W ostatnich miesiącach na Facebooku i różnych stronach z memami robiła furorę życiowa sentencja, która brzmiała: „Jeżeli czegoś nie wolno, a bardzo się chce, to można”.

Z takiego założenia najwyraźniej wyszli nasi ministrowie: kultury oraz spraw zagranicznych. Podczas gdy jeden trąbi o konieczności wyrugowania zagranicznych podmiotów oraz szumnie zapowiada walkę o media zgodne wyłącznie z polską racją stanu, drugi już czeka na przelew od Theresy May, żeby telewizja Biełsat mogła za brytyjskie funty ścigać „rosyjską dezinformację”.

Bo ogólnie to #repolonizacjamediów i ogólnie to nie powinniśmy wpuszczać zbyt wiele obcego hajsu do naszych redakcji – no chyba, że chcemy obalić Władimira Putina, to wtedy można.

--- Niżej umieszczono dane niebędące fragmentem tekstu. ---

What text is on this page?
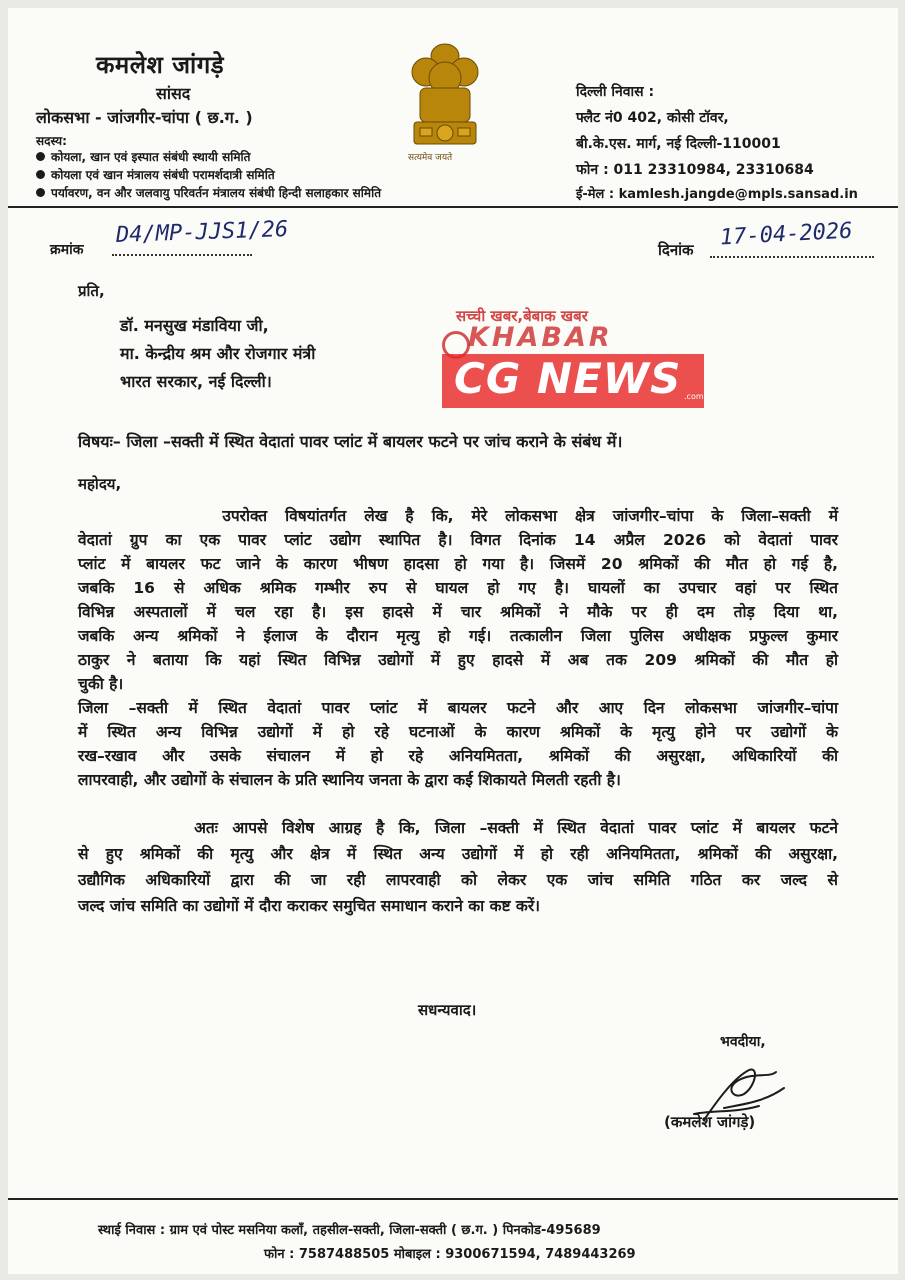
कमलेश जांगड़े
सांसद
लोकसभा - जांजगीर-चांपा ( छ.ग. )
सदस्य:
कोयला, खान एवं इस्पात संबंधी स्थायी समिति
कोयला एवं खान मंत्रालय संबंधी परामर्शदात्री समिति
पर्यावरण, वन और जलवायु परिवर्तन मंत्रालय संबंधी हिन्दी सलाहकार समिति
सत्यमेव जयते
दिल्ली निवास :
फ्लैट नं0 402, कोसी टॉवर,
बी.के.एस. मार्ग, नई दिल्ली-110001
फोन : 011 23310984, 23310684
ई-मेल : kamlesh.jangde@mpls.sansad.in
क्रमांक
D4/MP-JJS1/26
दिनांक 17-04-2026
प्रति,
डॉ. मनसुख मंडाविया जी,
मा. केन्द्रीय श्रम और रोजगार मंत्री
भारत सरकार, नई दिल्ली।
सच्ची खबर,बेबाक खबर
KHABAR
CG NEWS .com
विषयः– जिला –सक्ती में स्थित वेदातां पावर प्लांट में बायलर फटने पर जांच कराने के संबंध में।
महोदय,
उपरोक्त विषयांतर्गत लेख है कि, मेरे लोकसभा क्षेत्र जांजगीर–चांपा के जिला–सक्ती में
वेदातां ग्रुप का एक पावर प्लांट उद्योग स्थापित है। विगत दिनांक 14 अप्रैल 2026 को वेदातां पावर
प्लांट में बायलर फट जाने के कारण भीषण हादसा हो गया है। जिसमें 20 श्रमिकों की मौत हो गई है,
जबकि 16 से अधिक श्रमिक गम्भीर रुप से घायल हो गए है। घायलों का उपचार वहां पर स्थित
विभिन्न अस्पतालों में चल रहा है। इस हादसे में चार श्रमिकों ने मौके पर ही दम तोड़ दिया था,
जबकि अन्य श्रमिकों ने ईलाज के दौरान मृत्यु हो गई। तत्कालीन जिला पुलिस अधीक्षक प्रफुल्ल कुमार
ठाकुर ने बताया कि यहां स्थित विभिन्न उद्योगों में हुए हादसे में अब तक 209 श्रमिकों की मौत हो
चुकी है।
जिला –सक्ती में स्थित वेदातां पावर प्लांट में बायलर फटने और आए दिन लोकसभा जांजगीर–चांपा
में स्थित अन्य विभिन्न उद्योगों में हो रहे घटनाओं के कारण श्रमिकों के मृत्यु होने पर उद्योगों के
रख–रखाव और उसके संचालन में हो रहे अनियमितता, श्रमिकों की असुरक्षा, अधिकारियों की
लापरवाही, और उद्योगों के संचालन के प्रति स्थानिय जनता के द्वारा कई शिकायते मिलती रहती है।
अतः आपसे विशेष आग्रह है कि, जिला –सक्ती में स्थित वेदातां पावर प्लांट में बायलर फटने
से हुए श्रमिकों की मृत्यु और क्षेत्र में स्थित अन्य उद्योगों में हो रही अनियमितता, श्रमिकों की असुरक्षा,
उद्यौगिक अधिकारियों द्वारा की जा रही लापरवाही को लेकर एक जांच समिति गठित कर जल्द से
जल्द जांच समिति का उद्योगों में दौरा कराकर समुचित समाधान कराने का कष्ट करें।
सधन्यवाद।
भवदीया,
(कमलेश जांगड़े)
स्थाई निवास : ग्राम एवं पोस्ट मसनिया कलाँ, तहसील-सक्ती, जिला-सक्ती ( छ.ग. ) पिनकोड-495689
फोन : 7587488505 मोबाइल : 9300671594, 7489443269
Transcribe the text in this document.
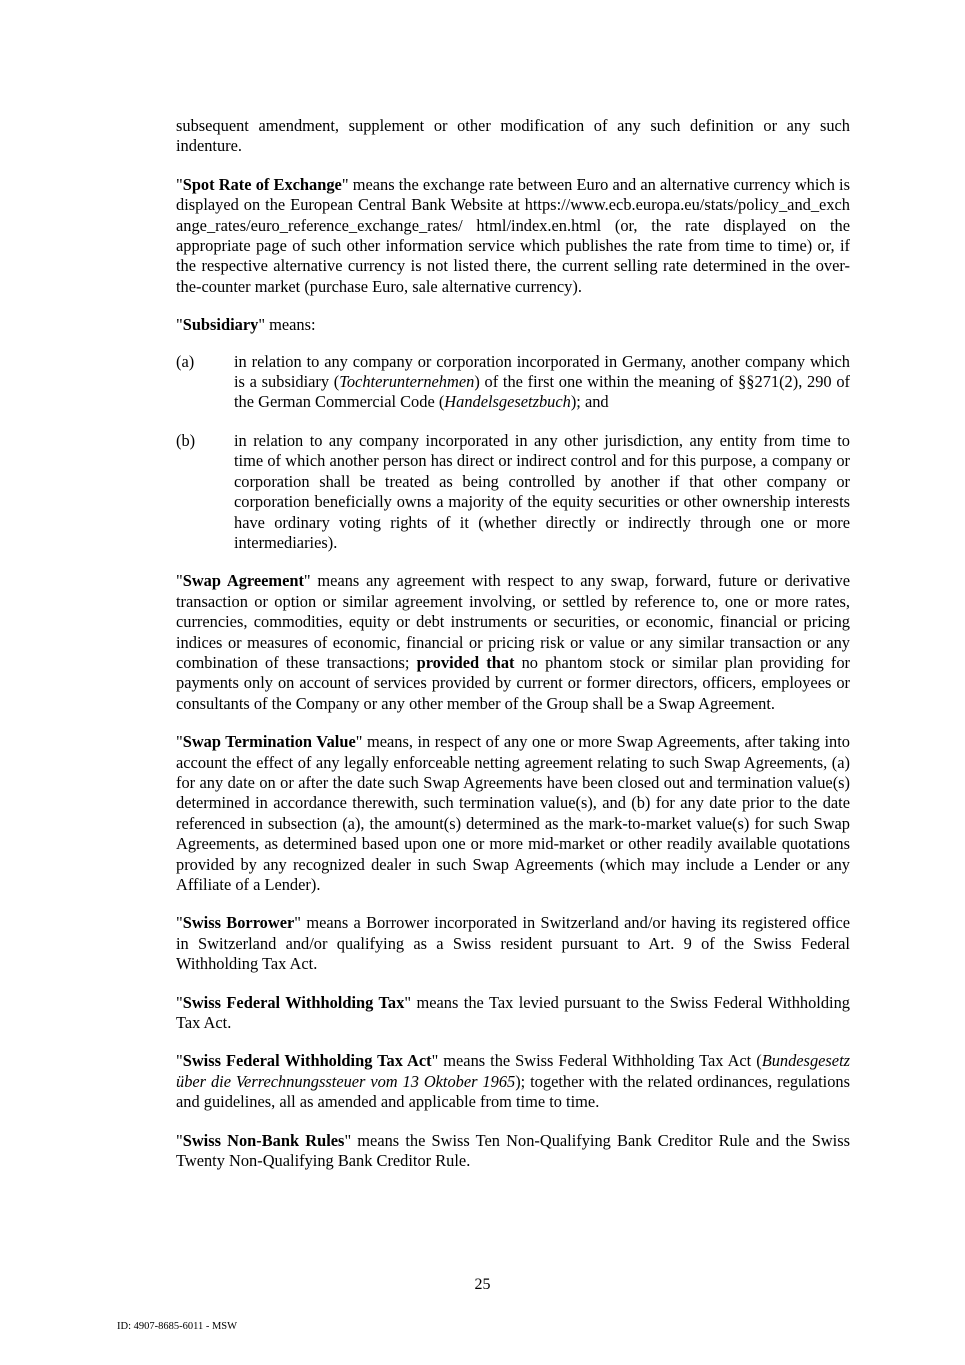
subsequent amendment, supplement or other modification of any such definition or any such indenture.

"Spot Rate of Exchange" means the exchange rate between Euro and an alternative currency which is displayed on the European Central Bank Website at https://www.ecb.europa.eu/stats/policy_and_exchange_rates/euro_reference_exchange_rates/ html/index.en.html (or, the rate displayed on the appropriate page of such other information service which publishes the rate from time to time) or, if the respective alternative currency is not listed there, the current selling rate determined in the over-the-counter market (purchase Euro, sale alternative currency).

"Subsidiary" means:

(a) in relation to any company or corporation incorporated in Germany, another company which is a subsidiary (Tochterunternehmen) of the first one within the meaning of §§271(2), 290 of the German Commercial Code (Handelsgesetzbuch); and
(b) in relation to any company incorporated in any other jurisdiction, any entity from time to time of which another person has direct or indirect control and for this purpose, a company or corporation shall be treated as being controlled by another if that other company or corporation beneficially owns a majority of the equity securities or other ownership interests have ordinary voting rights of it (whether directly or indirectly through one or more intermediaries).

"Swap Agreement" means any agreement with respect to any swap, forward, future or derivative transaction or option or similar agreement involving, or settled by reference to, one or more rates, currencies, commodities, equity or debt instruments or securities, or economic, financial or pricing indices or measures of economic, financial or pricing risk or value or any similar transaction or any combination of these transactions; provided that no phantom stock or similar plan providing for payments only on account of services provided by current or former directors, officers, employees or consultants of the Company or any other member of the Group shall be a Swap Agreement.

"Swap Termination Value" means, in respect of any one or more Swap Agreements, after taking into account the effect of any legally enforceable netting agreement relating to such Swap Agreements, (a) for any date on or after the date such Swap Agreements have been closed out and termination value(s) determined in accordance therewith, such termination value(s), and (b) for any date prior to the date referenced in subsection (a), the amount(s) determined as the mark-to-market value(s) for such Swap Agreements, as determined based upon one or more mid-market or other readily available quotations provided by any recognized dealer in such Swap Agreements (which may include a Lender or any Affiliate of a Lender).

"Swiss Borrower" means a Borrower incorporated in Switzerland and/or having its registered office in Switzerland and/or qualifying as a Swiss resident pursuant to Art. 9 of the Swiss Federal Withholding Tax Act.

"Swiss Federal Withholding Tax" means the Tax levied pursuant to the Swiss Federal Withholding Tax Act.

"Swiss Federal Withholding Tax Act" means the Swiss Federal Withholding Tax Act (Bundesgesetz über die Verrechnungssteuer vom 13 Oktober 1965); together with the related ordinances, regulations and guidelines, all as amended and applicable from time to time.

"Swiss Non-Bank Rules" means the Swiss Ten Non-Qualifying Bank Creditor Rule and the Swiss Twenty Non-Qualifying Bank Creditor Rule.

25
ID: 4907-8685-6011 - MSW
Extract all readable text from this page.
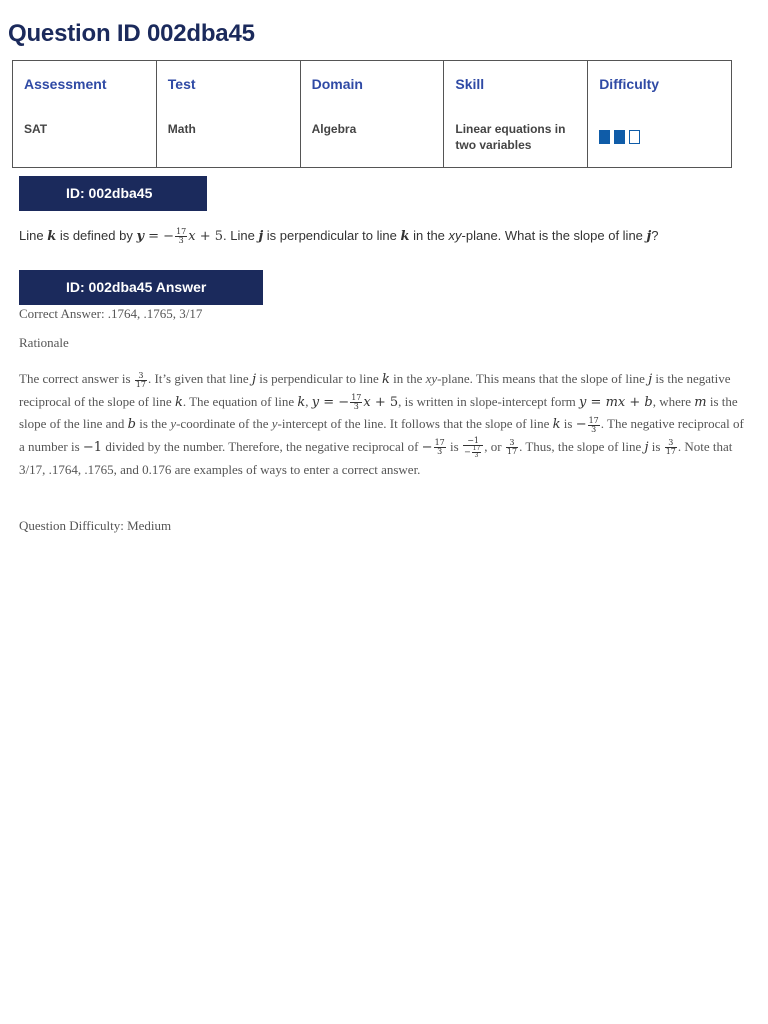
Question ID 002dba45
Assessment
SAT

Test
Math

Domain
Algebra

Skill
Linear equations in two variables

Difficulty
ID: 002dba45
Line k is defined by y = − $\frac{17}{3}$ x + 5. Line j is perpendicular to line k in the xy-plane. What is the slope of line j?
ID: 002dba45 Answer
Correct Answer: .1764, .1765, 3/17
Rationale
The correct answer is $\frac{3}{17}$ . It’s given that line j is perpendicular to line k in the xy-plane. This means that the slope of line j is the negative reciprocal of the slope of line k. The equation of line k, y = − $\frac{17}{3}$ x + 5, is written in slope-intercept form y = mx + b, where m is the slope of the line and b is the y-coordinate of the y-intercept of the line. It follows that the slope of line k is − $\frac{17}{3}$ . The negative reciprocal of a number is −1 divided by the number. Therefore, the negative reciprocal of − $\frac{17}{3}$ is $\frac{-1}{- \frac{17}{3}}$ , or $\frac{3}{17}$ . Thus, the slope of line j is $\frac{3}{17}$ . Note that 3/17, .1764, .1765, and 0.176 are examples of ways to enter a correct answer.
Question Difficulty: Medium
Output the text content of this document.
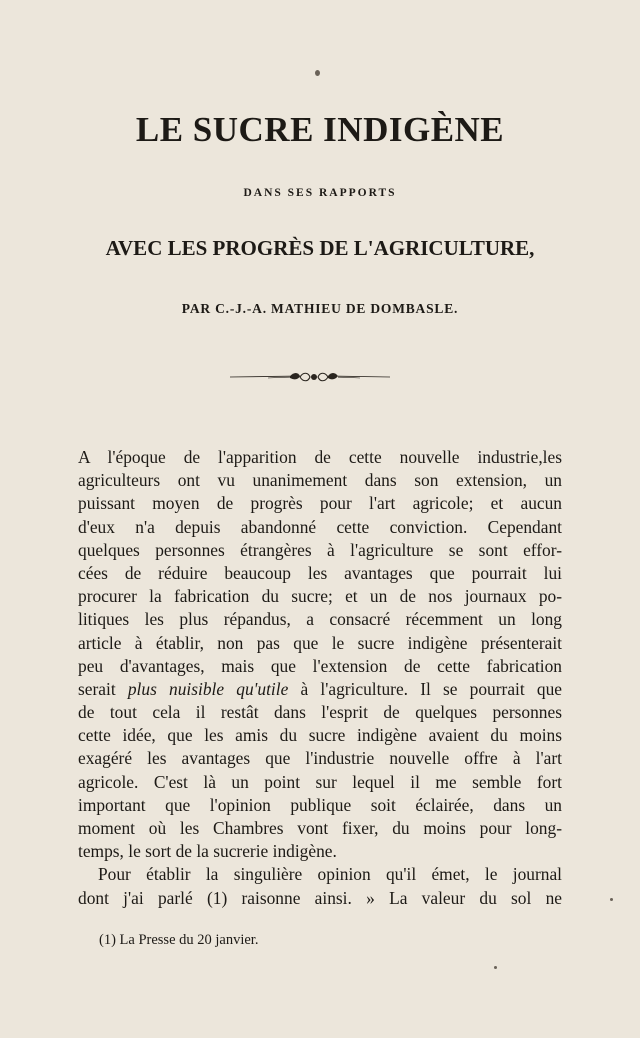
LE SUCRE INDIGÈNE
DANS SES RAPPORTS
AVEC LES PROGRÈS DE L'AGRICULTURE,
PAR C.-J.-A. MATHIEU DE DOMBASLE.
A l'époque de l'apparition de cette nouvelle industrie,les
agriculteurs ont vu unanimement dans son extension, un
puissant moyen de progrès pour l'art agricole; et aucun
d'eux n'a depuis abandonné cette conviction. Cependant
quelques personnes étrangères à l'agriculture se sont effor-
cées de réduire beaucoup les avantages que pourrait lui
procurer la fabrication du sucre; et un de nos journaux po-
litiques les plus répandus, a consacré récemment un long
article à établir, non pas que le sucre indigène présenterait
peu d'avantages, mais que l'extension de cette fabrication
serait plus nuisible qu'utile à l'agriculture. Il se pourrait que
de tout cela il restât dans l'esprit de quelques personnes
cette idée, que les amis du sucre indigène avaient du moins
exagéré les avantages que l'industrie nouvelle offre à l'art
agricole. C'est là un point sur lequel il me semble fort
important que l'opinion publique soit éclairée, dans un
moment où les Chambres vont fixer, du moins pour long-
temps, le sort de la sucrerie indigène.
Pour établir la singulière opinion qu'il émet, le journal
dont j'ai parlé (1) raisonne ainsi. » La valeur du sol ne
(1) La Presse du 20 janvier.
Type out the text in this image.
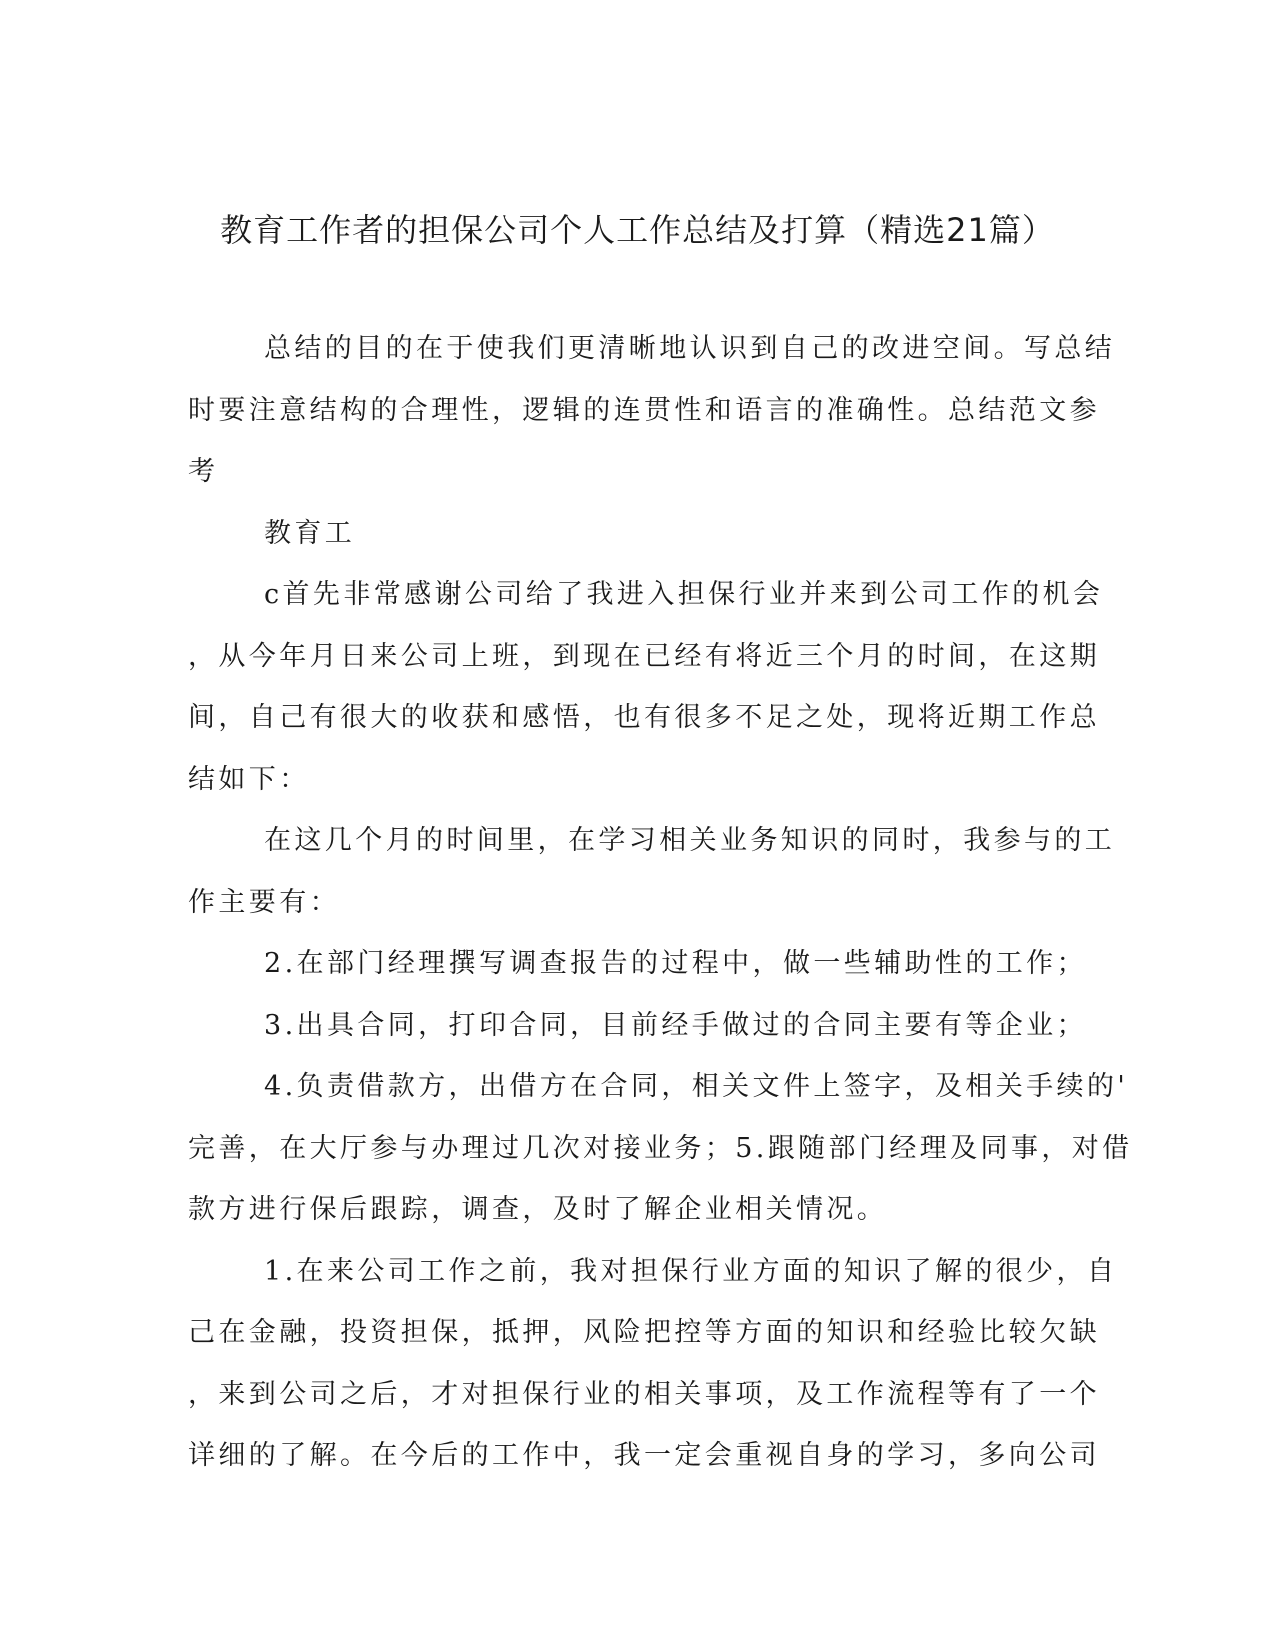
教育工作者的担保公司个人工作总结及打算（精选21篇）
总结的目的在于使我们更清晰地认识到自己的改进空间。写总结
时要注意结构的合理性，逻辑的连贯性和语言的准确性。总结范文参
考
教育工
c首先非常感谢公司给了我进入担保行业并来到公司工作的机会
，从今年月日来公司上班，到现在已经有将近三个月的时间，在这期
间，自己有很大的收获和感悟，也有很多不足之处，现将近期工作总
结如下：
在这几个月的时间里，在学习相关业务知识的同时，我参与的工
作主要有：
2.在部门经理撰写调查报告的过程中，做一些辅助性的工作；
3.出具合同，打印合同，目前经手做过的合同主要有等企业；
4.负责借款方，出借方在合同，相关文件上签字，及相关手续的'
完善，在大厅参与办理过几次对接业务；5.跟随部门经理及同事，对借
款方进行保后跟踪，调查，及时了解企业相关情况。
1.在来公司工作之前，我对担保行业方面的知识了解的很少，自
己在金融，投资担保，抵押，风险把控等方面的知识和经验比较欠缺
，来到公司之后，才对担保行业的相关事项，及工作流程等有了一个
详细的了解。在今后的工作中，我一定会重视自身的学习，多向公司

Mianem repolonizacji określamy bowiem nie tylko regulacje dotyczące procentowych widełek cudzoziemskiego wsadu pieniężnego, ale i regulacje „w zakresie posiadania podmiotów, które potencjalnie mogą oddziaływać społecznie” – przekonywał wiceminister kultury Paweł Lewandowski. A jego szef, Piotr Gliński, oświadczył dziś w rozmowie z portalem wSieci, że jego projekt ustawy o mediach jest już gotowy i przebierając nóżkami czeka na decyzję polityczną z samej góry. Co ten projekt zakłada, możemy domyślać się z wypowiedzi Glińskiego, w których określa TVP jako wyznacznik nowoczesnych standardów serwowania informacji (wicepremier wprost mówi: tylko tam „pokazują prawdę po latach kłamstwa zawiniętego w celofan, które udawało salon”).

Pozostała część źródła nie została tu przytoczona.